If you have an arbor or trellis that could use some ornamentation, choose one of these climbing vines for your garden. You won’t regret it.




August 27, 2010

Hot Georgia Summer in my Garden Part 2: Some Plants Look Great!

Filed under: drought, Georgia, heat, Passionvine, redbud, watering restrictions — shadygardens @ 3:34 pm

Recently I complained of plants wilting in this hot Georgia summer with no rain. I promised to let you know when I find some native plants who have held up to this heat with no wilting so far. We have still received no rain, and there isn’t really any rain in the forecast. I decided to check only in areas that I know have received no supplemental water – only rainfall. (Rain…what is rain?)

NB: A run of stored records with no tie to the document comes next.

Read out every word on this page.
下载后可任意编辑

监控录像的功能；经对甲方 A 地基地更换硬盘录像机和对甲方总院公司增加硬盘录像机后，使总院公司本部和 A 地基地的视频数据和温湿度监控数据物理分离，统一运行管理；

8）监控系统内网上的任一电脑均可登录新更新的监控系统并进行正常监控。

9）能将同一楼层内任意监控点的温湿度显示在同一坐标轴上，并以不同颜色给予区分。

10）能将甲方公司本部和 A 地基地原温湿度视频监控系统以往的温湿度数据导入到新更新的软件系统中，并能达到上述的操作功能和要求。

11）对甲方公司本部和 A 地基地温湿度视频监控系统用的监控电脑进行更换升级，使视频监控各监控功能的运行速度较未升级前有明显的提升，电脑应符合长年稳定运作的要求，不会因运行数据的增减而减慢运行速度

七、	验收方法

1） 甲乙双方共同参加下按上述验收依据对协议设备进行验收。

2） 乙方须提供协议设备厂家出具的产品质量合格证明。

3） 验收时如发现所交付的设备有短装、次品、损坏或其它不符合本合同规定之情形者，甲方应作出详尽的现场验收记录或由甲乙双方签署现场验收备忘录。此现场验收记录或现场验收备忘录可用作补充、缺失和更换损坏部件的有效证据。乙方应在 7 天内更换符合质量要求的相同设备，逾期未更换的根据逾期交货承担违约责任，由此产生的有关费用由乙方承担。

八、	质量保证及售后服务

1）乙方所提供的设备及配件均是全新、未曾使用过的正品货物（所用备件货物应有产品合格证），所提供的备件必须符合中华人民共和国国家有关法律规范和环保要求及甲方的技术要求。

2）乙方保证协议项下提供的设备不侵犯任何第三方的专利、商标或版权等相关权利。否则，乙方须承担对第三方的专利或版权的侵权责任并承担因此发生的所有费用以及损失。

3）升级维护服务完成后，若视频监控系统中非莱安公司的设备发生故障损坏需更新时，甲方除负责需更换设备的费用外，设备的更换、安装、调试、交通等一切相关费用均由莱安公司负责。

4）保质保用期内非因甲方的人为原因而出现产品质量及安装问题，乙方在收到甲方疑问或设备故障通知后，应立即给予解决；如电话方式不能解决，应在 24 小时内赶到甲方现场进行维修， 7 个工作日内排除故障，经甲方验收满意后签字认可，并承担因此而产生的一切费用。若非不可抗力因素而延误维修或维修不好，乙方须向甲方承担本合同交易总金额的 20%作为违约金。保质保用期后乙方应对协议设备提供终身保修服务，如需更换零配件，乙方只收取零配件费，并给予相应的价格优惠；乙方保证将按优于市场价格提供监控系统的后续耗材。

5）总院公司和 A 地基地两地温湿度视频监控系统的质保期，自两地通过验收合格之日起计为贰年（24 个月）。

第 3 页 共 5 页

Passiflora Incarnata – Passion Vine

The following native plants look surprisingly beautiful in spite of temperatures in the upper 90’s and no rain:

  • Passiflora – Passion vine or Maypop
  • Lonicera fragrantissima – Winter Honeysuckle
  • Redbud
  • Arizona Cypress
  • Agave
  • Blueberries (established plants that were planted a few years ago)
Oakleaf Hydrangea at Callaway Gardens

With some plants, wilting or not depends on the site–those in shade look great but the ones receiving some direct Georgia sun are wilted pitifully:

  • Callicarpa americana – American Beautyberry
  • Hydrangea quercifolia – Oakleaf Hydrangea
  • American Holly

In recent years, mainly due to the drought that has lingered here in Georgia, I have been planting in my garden more species native to the Southwest. Arizona Cypress and Agave are two plants that are not native to our area but grow beautifully here with absolutely no supplemental water. 

Arizona Cypress looks this good this in every season!
If you’re in an area where watering restrictions keep you from planting in your garden, consider looking for some of the plants I’ve mentioned. They will not disappoint you!

July 30, 2008

Purple Passion Vine: Food for the Gulf Fritillary Butterfly!

Passiflora Incarnata is one of the most exotic-looking plants I can think of, yet it is native to right here in the Southeastern United States!

Dark green foliage begins scrambling over the ground and up neighboring shrubs in May each year. Soon after, large buds open into very unusual purple flowers that attract pollinators of every sort.

Purple Passionvine is an easy to grow deciduous vine that can be found growing along roadsides and in open fields in Eastern Alabama. Large serrated leaves have 3-5 lobes and can be up to 5 inches across. This plant forms tendrils which help it climb up nearby support.

Passionvine, or Passionflower, is also often called Maypop, because of the large egg-shaped fruits that develop all along the vine. My parents say childeren used them as weapons in their day! Some say the fruit tastes much like guava, but it reminds me of green plums. The fruit will open with a ‘pop’ to reveal hundreds of pulpy seeds. Try sucking on them to enjoy the sourness.

Passiflora incarnata is an important larval food source for the Gulf Fritillary Butterfly, so you might observe orange caterpillars devouring your plant!

One suggestion is to plant Passionvine where it can scramble up a shrub, thus disguising the chewed leaves as you enjoy the flowers. (The caterpillars eat only the leaves & fruit–not the flowers.)